Двадцать второго июня ровно в
четыре часа ровно ничего не случилось. Не то было двадцать второе июня.
Болтал о чем-то Вовик, делили
где-то бабло, строили, преимущественно таджики, сеяли, в основном раззявы,
внимательные люди уже собирались первый урожай снимать.
Снимали фильм о новой старой
страшной войне, и в главной роли была супер эротическая звезда-пизда, бабушка
которой в годы войны еще только собиралась родиться. Ейная мамка обдумывала,
дать физруку, или не дать? И безрукий физрук был готов взять, почему ж не
взять, не взяли в армию по увечью, значит, я могу взять.
Могли ли взять Берлин? Вот
чего я не понимаю, а чего его брать?

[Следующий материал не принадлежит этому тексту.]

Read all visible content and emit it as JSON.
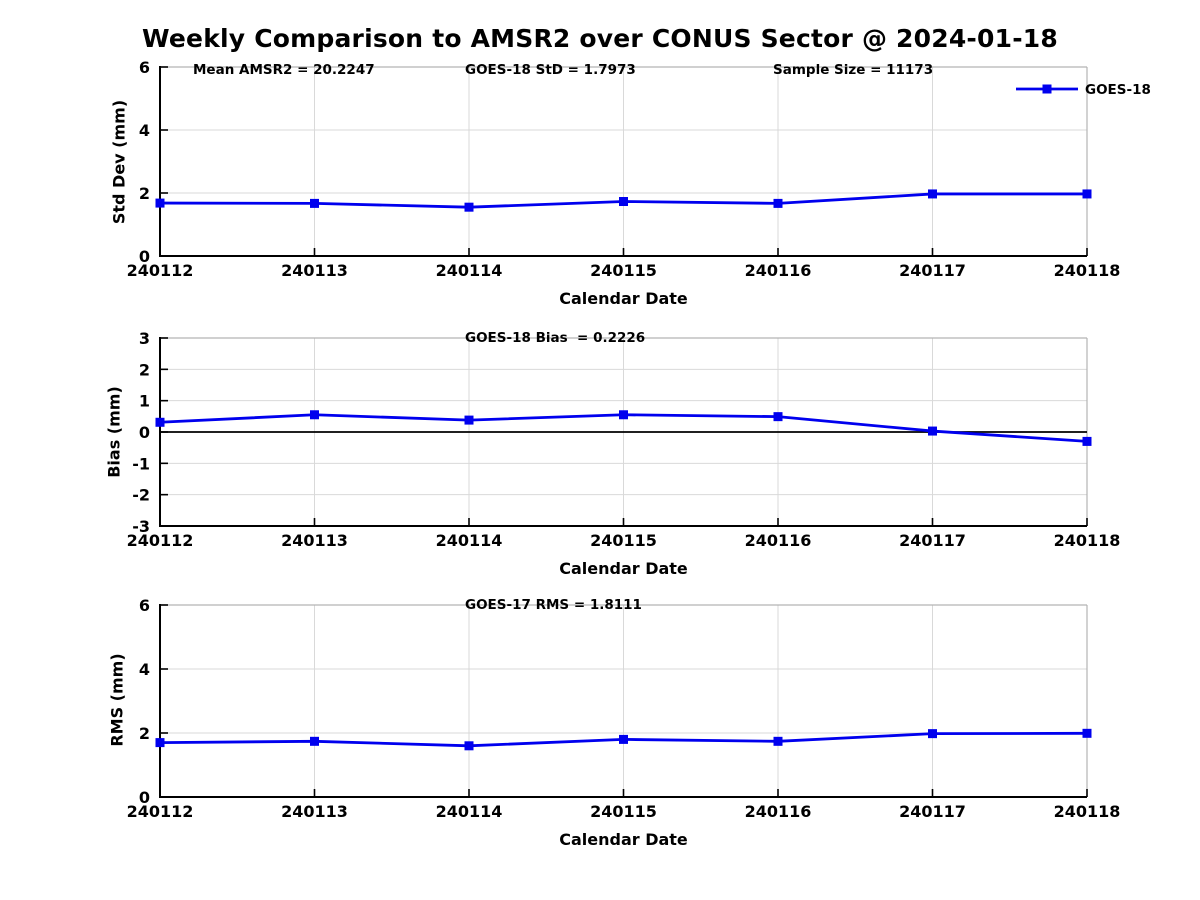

Он и так отдастся. За твои да за хорошие
деньги. Да бери меня, раз человек хороший! И все мы стали хорошие, и Гитлер
смотрел из унитаза неодобрительно. С кем же и против кого же воевать, если все
теперь хорошие?!
Тьфу, даже противно.
И тут спустили воду. Плакали
террористы на Востоке. О, как времена жестоки. Хочешь, не хочешь, а все хотят:
квартиру, машину, хорошую зарплату и никакого тебе джихада. Хоть сам взрывайся.
Ну и взрывайся, сказал
кто-то, подслушав разговор, и израильская ракета дербалызнула по кумполу
бункера.
Букеровскую премию дали опять
не Ежу Валере. И он так уже к этому привык, что даже колючками не шуршал.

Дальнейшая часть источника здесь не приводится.